Kakeibo has been around since 1904 when Japan's first female journalist published one in a women's magazine. It fits in well today with our renewed interest in organization, journaling, and financial fitness.

Journaling to Meet Your Financial Goals

With or without kakeibo, journaling is an effective way to help you meet your financial goals:

  • In the morning, write down the money matters you're grateful for: plenty of cash for rent, a regular paycheck, an unexpected monetary gift, or even finding a quarter on the ground. Surround the idea of money with gratitude and good vibes.
  • Write your financial goals and one task you can do today to help you achieve them. For example, you might decide to put $5 in your savings account, make your first budget, or skip the take-out in favor of making dinner at home.
  • Before bed, acknowledge whether you accomplished that task and how it made you feel to do it. 
  • If you didn't complete that day's goal, reflect on why and how you can do better tomorrow.
  • Write down your goals again, adjusting them if they've changed based on what you learned or experienced that day or week. 

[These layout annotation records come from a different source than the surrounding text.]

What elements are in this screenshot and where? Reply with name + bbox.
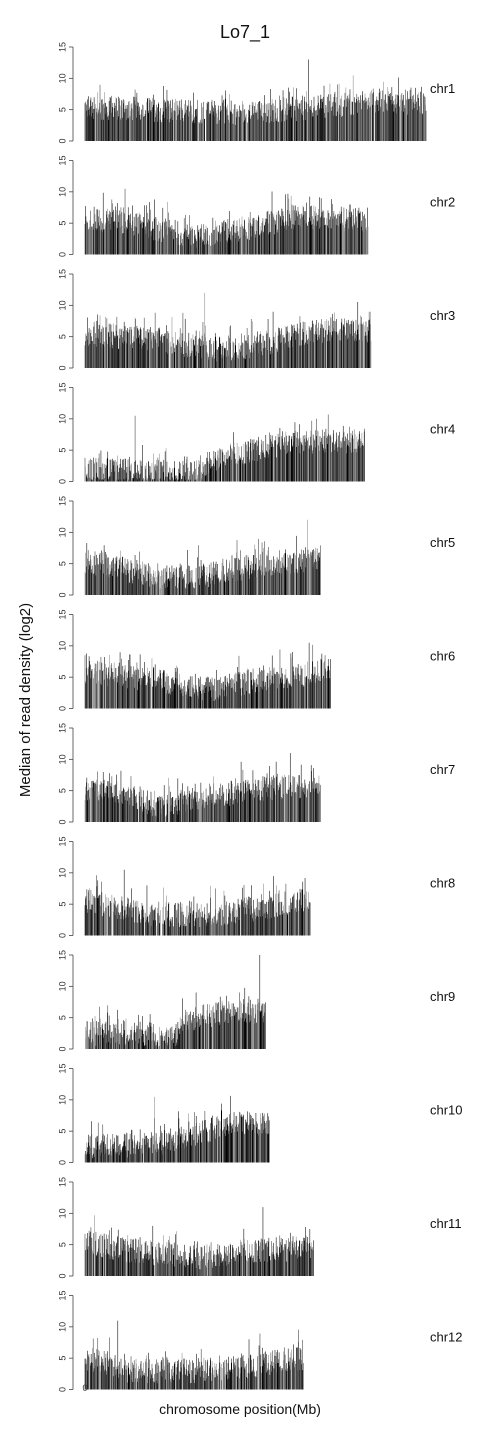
density-bars: [84, 753, 321, 822]
y-tick-label: 0: [57, 819, 67, 824]
density-bars: [84, 642, 331, 709]
y-tick-label: 10: [57, 527, 67, 537]
y-tick-label: 15: [57, 950, 67, 960]
chromosome-label-chr4: chr4: [430, 422, 455, 437]
density-bars: [85, 955, 266, 1049]
y-tick-label: 5: [57, 334, 67, 339]
density-bars: [84, 292, 372, 368]
y-tick-label: 15: [57, 723, 67, 733]
chromosome-label-chr10: chr10: [430, 1103, 463, 1118]
panel-chr5: 0 5 10 15 chr5: [57, 496, 455, 598]
y-tick-label: 5: [57, 1015, 67, 1020]
chromosome-label-chr2: chr2: [430, 195, 455, 210]
chromosome-label-chr9: chr9: [430, 989, 455, 1004]
y-tick-label: 0: [57, 592, 67, 597]
y-tick-label: 5: [57, 1129, 67, 1134]
y-tick-label: 0: [57, 479, 67, 484]
y-tick-label: 5: [57, 561, 67, 566]
y-tick-label: 10: [57, 73, 67, 83]
y-tick-label: 0: [57, 365, 67, 370]
density-bars: [84, 1095, 270, 1163]
y-tick-label: 0: [57, 138, 67, 143]
density-bars: [84, 414, 365, 482]
y-tick-label: 15: [57, 1063, 67, 1073]
panel-chr8: 0 5 10 15 chr8: [57, 836, 455, 938]
density-bars: [84, 188, 369, 255]
y-tick-label: 10: [57, 754, 67, 764]
y-tick-label: 10: [57, 1095, 67, 1105]
panel-chr6: 0 5 10 15 chr6: [57, 609, 455, 711]
density-bars: [84, 59, 427, 141]
y-tick-label: 0: [57, 706, 67, 711]
panel-chr7: 0 5 10 15 chr7: [57, 723, 455, 825]
chart-title: Lo7_1: [220, 22, 270, 43]
y-tick-label: 5: [57, 107, 67, 112]
y-tick-label: 10: [57, 187, 67, 197]
y-tick-label: 5: [57, 788, 67, 793]
density-bars: [84, 869, 311, 936]
panel-chr1: 0 5 10 15 chr1: [57, 42, 455, 144]
y-tick-label: 0: [57, 1046, 67, 1051]
y-tick-label: 15: [57, 42, 67, 52]
y-tick-label: 10: [57, 300, 67, 310]
y-tick-label: 15: [57, 496, 67, 506]
y-tick-label: 15: [57, 609, 67, 619]
y-tick-label: 5: [57, 675, 67, 680]
panel-chr9: 0 5 10 15 chr9: [57, 950, 455, 1052]
y-tick-label: 10: [57, 641, 67, 651]
y-tick-label: 5: [57, 221, 67, 226]
chromosome-label-chr7: chr7: [430, 762, 455, 777]
y-tick-label: 15: [57, 382, 67, 392]
panel-chr2: 0 5 10 15 chr2: [57, 155, 455, 257]
y-tick-label: 0: [57, 1160, 67, 1165]
y-tick-label: 15: [57, 155, 67, 165]
y-tick-label: 0: [57, 252, 67, 257]
density-bars: [84, 519, 321, 595]
y-tick-label: 10: [57, 868, 67, 878]
y-tick-label: 10: [57, 414, 67, 424]
chromosome-label-chr1: chr1: [430, 81, 455, 96]
panel-chr4: 0 5 10 15 chr4: [57, 382, 455, 484]
y-tick-label: 10: [57, 981, 67, 991]
chromosome-label-chr8: chr8: [430, 876, 455, 891]
y-tick-label: 0: [57, 933, 67, 938]
y-tick-label: 5: [57, 448, 67, 453]
panel-chr10: 0 5 10 15 chr10: [57, 1063, 462, 1165]
chromosome-panels: 051015chr1051015chr2051015chr3051015chr4…: [57, 42, 462, 1392]
y-tick-label: 5: [57, 902, 67, 907]
y-tick-label: 15: [57, 269, 67, 279]
chromosome-label-chr5: chr5: [430, 535, 455, 550]
chromosome-label-chr3: chr3: [430, 308, 455, 323]
panel-chr3: 0 5 10 15 chr3: [57, 269, 455, 371]
chromosome-label-chr6: chr6: [430, 649, 455, 664]
y-axis-title: Median of read density (log2): [17, 603, 34, 797]
y-tick-label: 15: [57, 836, 67, 846]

Some changes are so gradual, they're hard to notice unless you're tracking them. This is true for fitness, your mental health, and your approach to money. With journaling, you can take note of your spending habits and reflect on any purchases you might now regret. You might also clarify some major life goals in your journal—which may inspire you to earn and save for what's really important to you.

Looking back over your journal, you'll be able to see how past money concerns have been replaced with confidence, and how saving habits that might have once seemed challenging are now a natural part of your life. 

One of our planner printables, Plan on a Page, provides a great framework for breaking down your most important financial goals and outlining the actions steps you need to take to achieve them—along with a deadline for them. The Happier Mind Journal can also be used to track your money gratitude, daily goals and accomplishments, and how you feel about working your way toward financial freedom.

Make financial wellness a part of the total wellness plan for your life by outlining your financial goals—and taking those first action steps toward accomplishing them.